As with Rollins, the potential availability for Randall and Dorleant will be determined later in the week. Randall, who entered the game with a shoulder injury, bumped knees with someone in the first quarter and was hobbled the rest of the way. He returned briefly before dropping out a final time in the third quarter.

Randall would not discuss his injuries with reporters.

"I really can’t disclose my injuries," Randall said. Just taking it day by day. I’m not really into disclosing injuries before the playoffs."

Dorleant, the undrafted free agent from Northen Iowa, injured his knee trying to change direction during a special-teams play. He described the turf in Ford Field as "sticky" and said it was not the best playing surface.

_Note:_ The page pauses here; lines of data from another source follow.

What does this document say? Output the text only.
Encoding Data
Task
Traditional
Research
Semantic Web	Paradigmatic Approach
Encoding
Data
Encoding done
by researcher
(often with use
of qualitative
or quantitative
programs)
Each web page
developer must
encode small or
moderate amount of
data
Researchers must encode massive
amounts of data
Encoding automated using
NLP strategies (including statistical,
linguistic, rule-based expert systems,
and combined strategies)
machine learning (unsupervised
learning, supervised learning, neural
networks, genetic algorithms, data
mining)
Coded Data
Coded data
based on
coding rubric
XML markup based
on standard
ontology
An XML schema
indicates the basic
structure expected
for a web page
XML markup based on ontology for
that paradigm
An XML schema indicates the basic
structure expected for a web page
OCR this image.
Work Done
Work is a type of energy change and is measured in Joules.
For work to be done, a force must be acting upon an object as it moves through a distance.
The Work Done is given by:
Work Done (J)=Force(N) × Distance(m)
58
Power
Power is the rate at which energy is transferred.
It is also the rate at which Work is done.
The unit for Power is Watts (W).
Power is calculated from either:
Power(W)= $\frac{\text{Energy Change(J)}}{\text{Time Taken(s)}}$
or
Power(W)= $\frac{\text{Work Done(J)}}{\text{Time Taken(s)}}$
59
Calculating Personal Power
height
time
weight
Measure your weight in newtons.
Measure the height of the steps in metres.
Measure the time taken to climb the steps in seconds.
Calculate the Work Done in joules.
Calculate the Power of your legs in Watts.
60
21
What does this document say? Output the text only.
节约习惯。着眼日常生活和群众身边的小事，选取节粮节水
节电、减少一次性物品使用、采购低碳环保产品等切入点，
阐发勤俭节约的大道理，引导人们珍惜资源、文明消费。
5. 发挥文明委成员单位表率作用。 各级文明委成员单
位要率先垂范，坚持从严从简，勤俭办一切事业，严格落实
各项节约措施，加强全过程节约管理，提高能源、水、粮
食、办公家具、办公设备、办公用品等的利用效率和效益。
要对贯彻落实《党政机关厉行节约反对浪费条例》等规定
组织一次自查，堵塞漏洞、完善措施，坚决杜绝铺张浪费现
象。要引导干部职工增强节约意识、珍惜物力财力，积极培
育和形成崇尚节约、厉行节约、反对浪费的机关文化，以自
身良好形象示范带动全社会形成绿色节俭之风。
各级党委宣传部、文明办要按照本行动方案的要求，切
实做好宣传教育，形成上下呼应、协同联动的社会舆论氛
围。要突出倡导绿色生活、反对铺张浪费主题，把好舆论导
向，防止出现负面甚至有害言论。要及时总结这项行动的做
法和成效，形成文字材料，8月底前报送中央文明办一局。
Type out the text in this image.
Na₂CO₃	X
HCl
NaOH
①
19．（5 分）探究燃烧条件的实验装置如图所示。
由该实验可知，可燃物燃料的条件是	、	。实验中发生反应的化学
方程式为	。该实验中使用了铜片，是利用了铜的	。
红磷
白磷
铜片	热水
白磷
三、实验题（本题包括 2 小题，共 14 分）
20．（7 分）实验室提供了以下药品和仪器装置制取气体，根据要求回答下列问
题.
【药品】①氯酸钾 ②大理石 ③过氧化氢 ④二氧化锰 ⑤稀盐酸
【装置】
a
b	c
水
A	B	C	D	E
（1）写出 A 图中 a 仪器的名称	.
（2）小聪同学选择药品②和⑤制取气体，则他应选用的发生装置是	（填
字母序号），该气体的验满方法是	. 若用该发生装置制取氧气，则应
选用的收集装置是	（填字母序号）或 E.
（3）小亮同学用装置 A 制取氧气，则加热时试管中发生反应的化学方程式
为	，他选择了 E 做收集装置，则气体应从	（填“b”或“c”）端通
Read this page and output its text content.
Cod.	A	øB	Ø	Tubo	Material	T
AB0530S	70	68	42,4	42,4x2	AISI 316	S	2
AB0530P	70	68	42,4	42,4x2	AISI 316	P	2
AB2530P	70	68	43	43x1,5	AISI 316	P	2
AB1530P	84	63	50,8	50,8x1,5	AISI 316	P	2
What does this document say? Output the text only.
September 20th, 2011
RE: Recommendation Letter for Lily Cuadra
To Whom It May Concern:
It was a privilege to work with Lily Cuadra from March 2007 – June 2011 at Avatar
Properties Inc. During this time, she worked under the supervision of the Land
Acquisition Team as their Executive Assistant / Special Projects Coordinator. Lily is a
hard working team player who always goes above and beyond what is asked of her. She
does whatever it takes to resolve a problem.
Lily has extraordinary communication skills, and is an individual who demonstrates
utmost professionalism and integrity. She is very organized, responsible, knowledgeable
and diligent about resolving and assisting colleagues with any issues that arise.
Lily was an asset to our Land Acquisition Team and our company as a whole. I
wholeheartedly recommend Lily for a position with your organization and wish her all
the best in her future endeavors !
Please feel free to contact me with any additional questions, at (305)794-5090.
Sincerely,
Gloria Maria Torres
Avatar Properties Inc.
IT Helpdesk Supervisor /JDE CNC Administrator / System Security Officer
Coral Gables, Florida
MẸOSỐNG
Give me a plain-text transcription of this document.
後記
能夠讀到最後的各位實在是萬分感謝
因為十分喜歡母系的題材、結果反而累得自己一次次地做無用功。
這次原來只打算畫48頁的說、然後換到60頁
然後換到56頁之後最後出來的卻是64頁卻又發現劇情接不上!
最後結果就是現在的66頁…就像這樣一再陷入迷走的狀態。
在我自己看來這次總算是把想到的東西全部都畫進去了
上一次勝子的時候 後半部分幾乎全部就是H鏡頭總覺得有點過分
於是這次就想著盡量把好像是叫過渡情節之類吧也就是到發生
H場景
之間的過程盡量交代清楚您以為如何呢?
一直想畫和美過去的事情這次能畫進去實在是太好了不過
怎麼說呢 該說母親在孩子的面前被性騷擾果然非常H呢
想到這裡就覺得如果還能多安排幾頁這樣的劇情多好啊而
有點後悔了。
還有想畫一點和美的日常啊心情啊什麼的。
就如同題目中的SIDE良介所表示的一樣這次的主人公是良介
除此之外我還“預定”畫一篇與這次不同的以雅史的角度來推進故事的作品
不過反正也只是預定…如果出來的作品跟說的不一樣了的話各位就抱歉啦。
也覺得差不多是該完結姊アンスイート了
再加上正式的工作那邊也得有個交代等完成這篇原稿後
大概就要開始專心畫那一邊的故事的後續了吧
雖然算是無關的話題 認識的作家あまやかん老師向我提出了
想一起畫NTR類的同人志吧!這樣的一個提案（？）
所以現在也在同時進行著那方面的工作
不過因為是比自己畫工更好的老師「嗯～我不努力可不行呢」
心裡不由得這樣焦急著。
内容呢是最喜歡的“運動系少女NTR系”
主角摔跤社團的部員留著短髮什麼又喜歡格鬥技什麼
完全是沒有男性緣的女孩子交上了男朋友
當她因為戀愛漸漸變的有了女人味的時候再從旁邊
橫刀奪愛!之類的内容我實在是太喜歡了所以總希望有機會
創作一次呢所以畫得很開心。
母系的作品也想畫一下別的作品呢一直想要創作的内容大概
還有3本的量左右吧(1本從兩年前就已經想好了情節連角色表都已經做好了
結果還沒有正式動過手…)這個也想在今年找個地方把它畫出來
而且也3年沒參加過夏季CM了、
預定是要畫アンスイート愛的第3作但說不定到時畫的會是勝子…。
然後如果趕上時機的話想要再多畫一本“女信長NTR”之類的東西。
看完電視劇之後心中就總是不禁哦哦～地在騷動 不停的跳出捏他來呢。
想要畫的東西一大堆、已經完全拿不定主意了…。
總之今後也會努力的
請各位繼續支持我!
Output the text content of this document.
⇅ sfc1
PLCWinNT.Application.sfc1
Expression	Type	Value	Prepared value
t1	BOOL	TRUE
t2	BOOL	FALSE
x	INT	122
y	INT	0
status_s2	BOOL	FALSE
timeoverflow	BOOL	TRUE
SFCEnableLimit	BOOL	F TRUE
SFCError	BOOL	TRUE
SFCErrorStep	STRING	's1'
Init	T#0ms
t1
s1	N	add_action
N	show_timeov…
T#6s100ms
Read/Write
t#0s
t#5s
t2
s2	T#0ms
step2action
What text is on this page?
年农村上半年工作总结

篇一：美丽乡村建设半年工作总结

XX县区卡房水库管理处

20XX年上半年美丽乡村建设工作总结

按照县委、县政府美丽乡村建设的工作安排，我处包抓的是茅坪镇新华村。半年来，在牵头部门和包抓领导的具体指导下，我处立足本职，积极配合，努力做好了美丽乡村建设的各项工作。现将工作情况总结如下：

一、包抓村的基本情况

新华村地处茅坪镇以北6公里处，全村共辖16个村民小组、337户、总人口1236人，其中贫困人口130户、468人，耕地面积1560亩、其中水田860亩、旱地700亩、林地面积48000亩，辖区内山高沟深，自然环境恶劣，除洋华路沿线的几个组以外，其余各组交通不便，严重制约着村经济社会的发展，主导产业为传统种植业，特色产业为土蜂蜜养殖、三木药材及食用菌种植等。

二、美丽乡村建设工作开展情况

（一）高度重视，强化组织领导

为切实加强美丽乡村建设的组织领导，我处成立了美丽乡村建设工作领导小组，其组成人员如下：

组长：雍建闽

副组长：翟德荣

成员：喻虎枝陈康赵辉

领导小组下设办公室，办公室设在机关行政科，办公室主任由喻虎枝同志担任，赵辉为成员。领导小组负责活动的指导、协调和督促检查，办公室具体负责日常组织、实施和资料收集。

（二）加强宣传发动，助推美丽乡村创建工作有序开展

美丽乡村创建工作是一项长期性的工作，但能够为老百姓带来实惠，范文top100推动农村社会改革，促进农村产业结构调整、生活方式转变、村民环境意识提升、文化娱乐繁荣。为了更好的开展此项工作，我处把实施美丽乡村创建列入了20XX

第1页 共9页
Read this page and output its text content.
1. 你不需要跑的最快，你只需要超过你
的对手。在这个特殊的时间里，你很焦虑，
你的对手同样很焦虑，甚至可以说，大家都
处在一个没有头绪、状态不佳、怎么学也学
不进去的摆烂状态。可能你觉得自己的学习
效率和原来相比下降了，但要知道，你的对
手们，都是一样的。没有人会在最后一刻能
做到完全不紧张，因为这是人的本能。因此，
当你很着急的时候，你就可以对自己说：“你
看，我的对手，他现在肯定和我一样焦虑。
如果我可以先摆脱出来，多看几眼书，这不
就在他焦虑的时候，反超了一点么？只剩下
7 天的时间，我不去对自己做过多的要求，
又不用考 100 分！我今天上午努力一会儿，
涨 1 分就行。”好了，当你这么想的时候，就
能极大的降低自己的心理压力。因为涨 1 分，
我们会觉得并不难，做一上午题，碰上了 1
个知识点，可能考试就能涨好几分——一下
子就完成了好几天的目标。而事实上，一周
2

Dorleant was in good spirits in the locker room Monday but walked with a bit of a limp. By the time reporters left after an hour, Dorleant was using the crutches that had been leaning in his locker. He is waiting for the swelling to go down before undergoing an MRI.

"We probably have about three or four guys that we don’t have all the information in," McCarthy said. "This is how it usually goes. It usually sorts itself out at some point tomorrow where we can start setting the plan."